Le gouvernement a annoncé le report du plan d'urgence pour l'agriculture qui devait être annoncé jeudi, suscitant une vive réaction de la FNSEA qui tire la sonnette d'alarme sur une « détresse très avancée dans les fermes ». Le ministère de l'Agriculture a justifié ce délai : « Les montants étant conséquents, nous avons besoin de quelques jours en plus de concertations entre les ministères ».

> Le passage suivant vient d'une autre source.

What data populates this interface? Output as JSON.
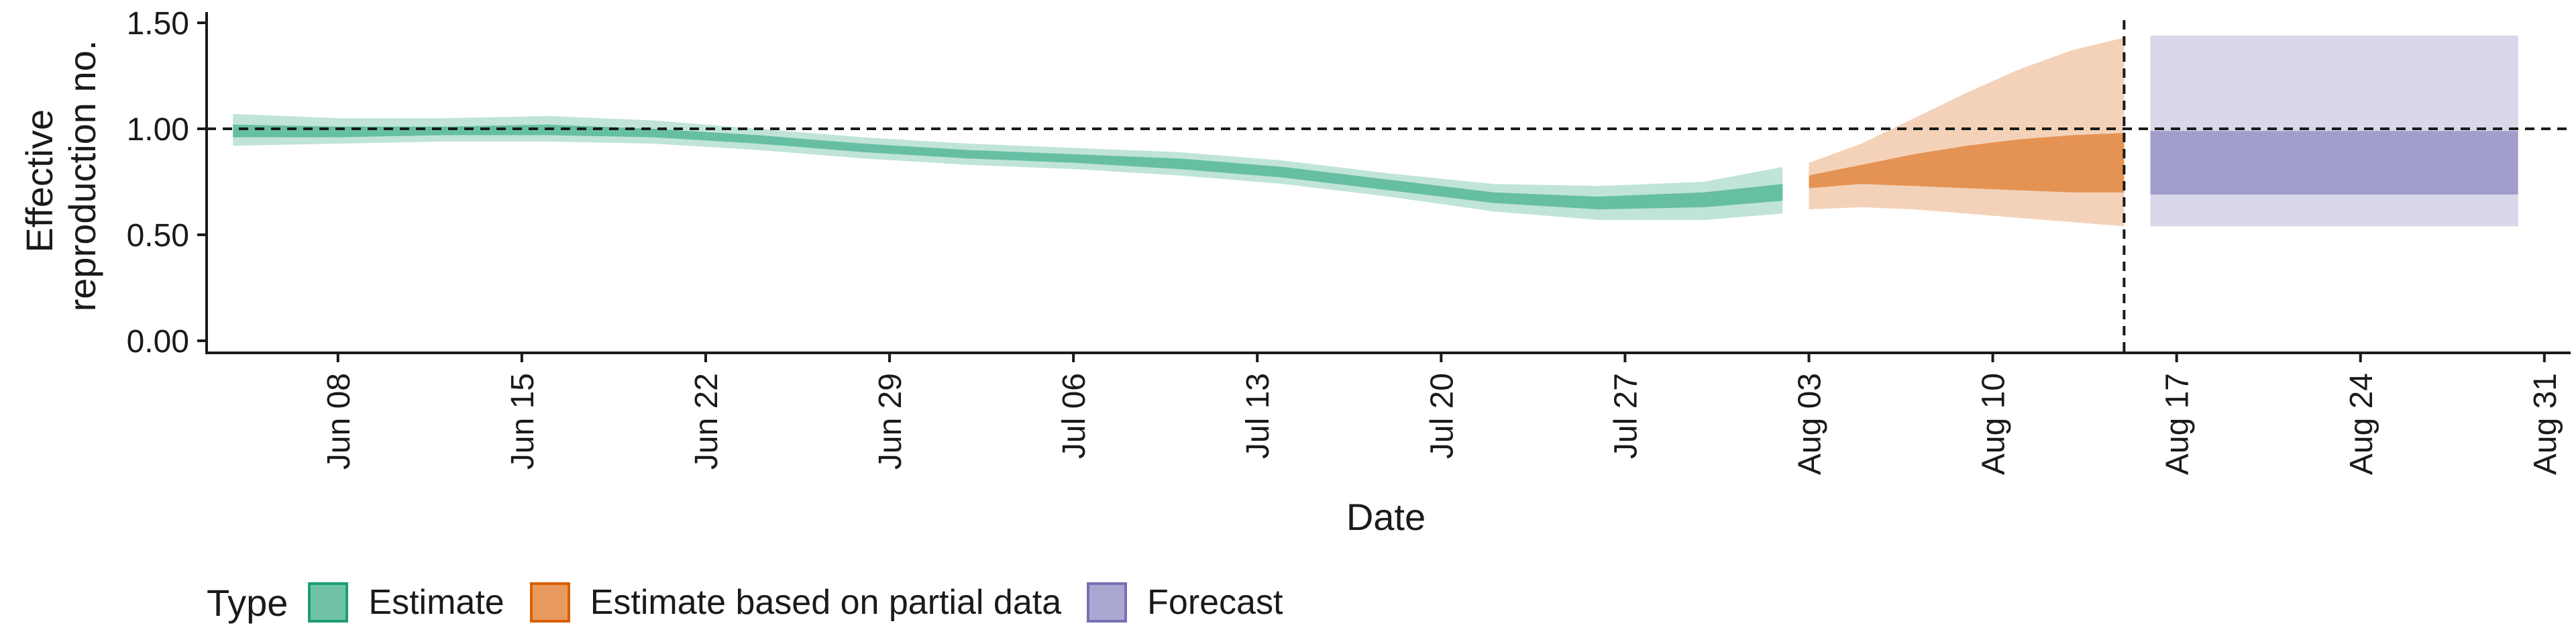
{
  "chart_data": {
    "type": "area",
    "xlabel": "Date",
    "ylabel_lines": [
      "Effective",
      "reproduction no."
    ],
    "ylim": [
      0.0,
      1.5
    ],
    "yticks": [
      0.0,
      0.5,
      1.0,
      1.5
    ],
    "ytick_labels": [
      "0.00",
      "0.50",
      "1.00",
      "1.50"
    ],
    "x_range": [
      "2020-06-03",
      "2020-09-01"
    ],
    "xticks": [
      "2020-06-08",
      "2020-06-15",
      "2020-06-22",
      "2020-06-29",
      "2020-07-06",
      "2020-07-13",
      "2020-07-20",
      "2020-07-27",
      "2020-08-03",
      "2020-08-10",
      "2020-08-17",
      "2020-08-24",
      "2020-08-31"
    ],
    "xtick_labels": [
      "Jun 08",
      "Jun 15",
      "Jun 22",
      "Jun 29",
      "Jul 06",
      "Jul 13",
      "Jul 20",
      "Jul 27",
      "Aug 03",
      "Aug 10",
      "Aug 17",
      "Aug 24",
      "Aug 31"
    ],
    "reference_hline": 1.0,
    "reference_vline": "2020-08-15",
    "legend_placement": "bottom",
    "series": [
      {
        "name": "Estimate",
        "fill_color": "#1b9e77",
        "x": [
          "2020-06-04",
          "2020-06-08",
          "2020-06-12",
          "2020-06-16",
          "2020-06-20",
          "2020-06-24",
          "2020-06-28",
          "2020-07-02",
          "2020-07-06",
          "2020-07-10",
          "2020-07-14",
          "2020-07-18",
          "2020-07-22",
          "2020-07-26",
          "2020-07-30",
          "2020-08-02"
        ],
        "outer_lower": [
          0.92,
          0.93,
          0.94,
          0.94,
          0.93,
          0.9,
          0.86,
          0.83,
          0.81,
          0.78,
          0.74,
          0.68,
          0.61,
          0.57,
          0.57,
          0.6
        ],
        "outer_upper": [
          1.07,
          1.05,
          1.05,
          1.06,
          1.04,
          1.0,
          0.96,
          0.93,
          0.91,
          0.89,
          0.85,
          0.79,
          0.74,
          0.73,
          0.75,
          0.82
        ],
        "inner_lower": [
          0.96,
          0.96,
          0.97,
          0.97,
          0.96,
          0.93,
          0.89,
          0.86,
          0.84,
          0.81,
          0.77,
          0.71,
          0.65,
          0.62,
          0.63,
          0.66
        ],
        "inner_upper": [
          1.02,
          1.01,
          1.01,
          1.02,
          1.0,
          0.97,
          0.93,
          0.9,
          0.88,
          0.86,
          0.82,
          0.76,
          0.7,
          0.68,
          0.7,
          0.74
        ]
      },
      {
        "name": "Estimate based on partial data",
        "fill_color": "#d95f02",
        "x": [
          "2020-08-03",
          "2020-08-05",
          "2020-08-07",
          "2020-08-09",
          "2020-08-11",
          "2020-08-13",
          "2020-08-15"
        ],
        "outer_lower": [
          0.62,
          0.63,
          0.62,
          0.6,
          0.58,
          0.56,
          0.54
        ],
        "outer_upper": [
          0.84,
          0.93,
          1.05,
          1.17,
          1.28,
          1.37,
          1.43
        ],
        "inner_lower": [
          0.72,
          0.74,
          0.73,
          0.72,
          0.71,
          0.7,
          0.7
        ],
        "inner_upper": [
          0.78,
          0.83,
          0.88,
          0.92,
          0.95,
          0.97,
          0.98
        ]
      },
      {
        "name": "Forecast",
        "fill_color": "#7570b3",
        "x": [
          "2020-08-16",
          "2020-08-30"
        ],
        "outer_lower": [
          0.54,
          0.54
        ],
        "outer_upper": [
          1.44,
          1.44
        ],
        "inner_lower": [
          0.69,
          0.69
        ],
        "inner_upper": [
          0.99,
          0.99
        ]
      }
    ]
  },
  "legend": {
    "title": "Type",
    "items": [
      {
        "label": "Estimate",
        "fill": "#71c3a8",
        "border": "#1b9e77"
      },
      {
        "label": "Estimate based on partial data",
        "fill": "#e89a5e",
        "border": "#d95f02"
      },
      {
        "label": "Forecast",
        "fill": "#aaa7d2",
        "border": "#7570b3"
      }
    ]
  }
}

Un délai jugé inacceptable par la FNSEA
Arnaud Rousseau, président de la FNSEA, a réagi fermement : « Quelques jours, ça ne peut pas être quelques semaines ». Il a souligné l'urgence de la situation : « Le blé commence à se semer le 20-25 septembre en France, la décision c'est maintenant, le rachat du fourrage » pour ne pas envoyer les bêtes à l'abattoir « c'est maintenant ». Il a énuméré les situations « d'urgence » dans lesquelles se trouvent de nombreux agriculteurs qui se posent la question d'arrêter tout bonnement leur activité.
Selon lui, « le pronostic vital de l'agriculture a été engagé » et plusieurs sondages montrent que les agriculteurs se posent la question d'arrêter leur activité ou de mettre leur ferme en jachère faute de pouvoir acheter de quoi semer ou nourrir les animaux tant la repousse des prairies se fait attendre.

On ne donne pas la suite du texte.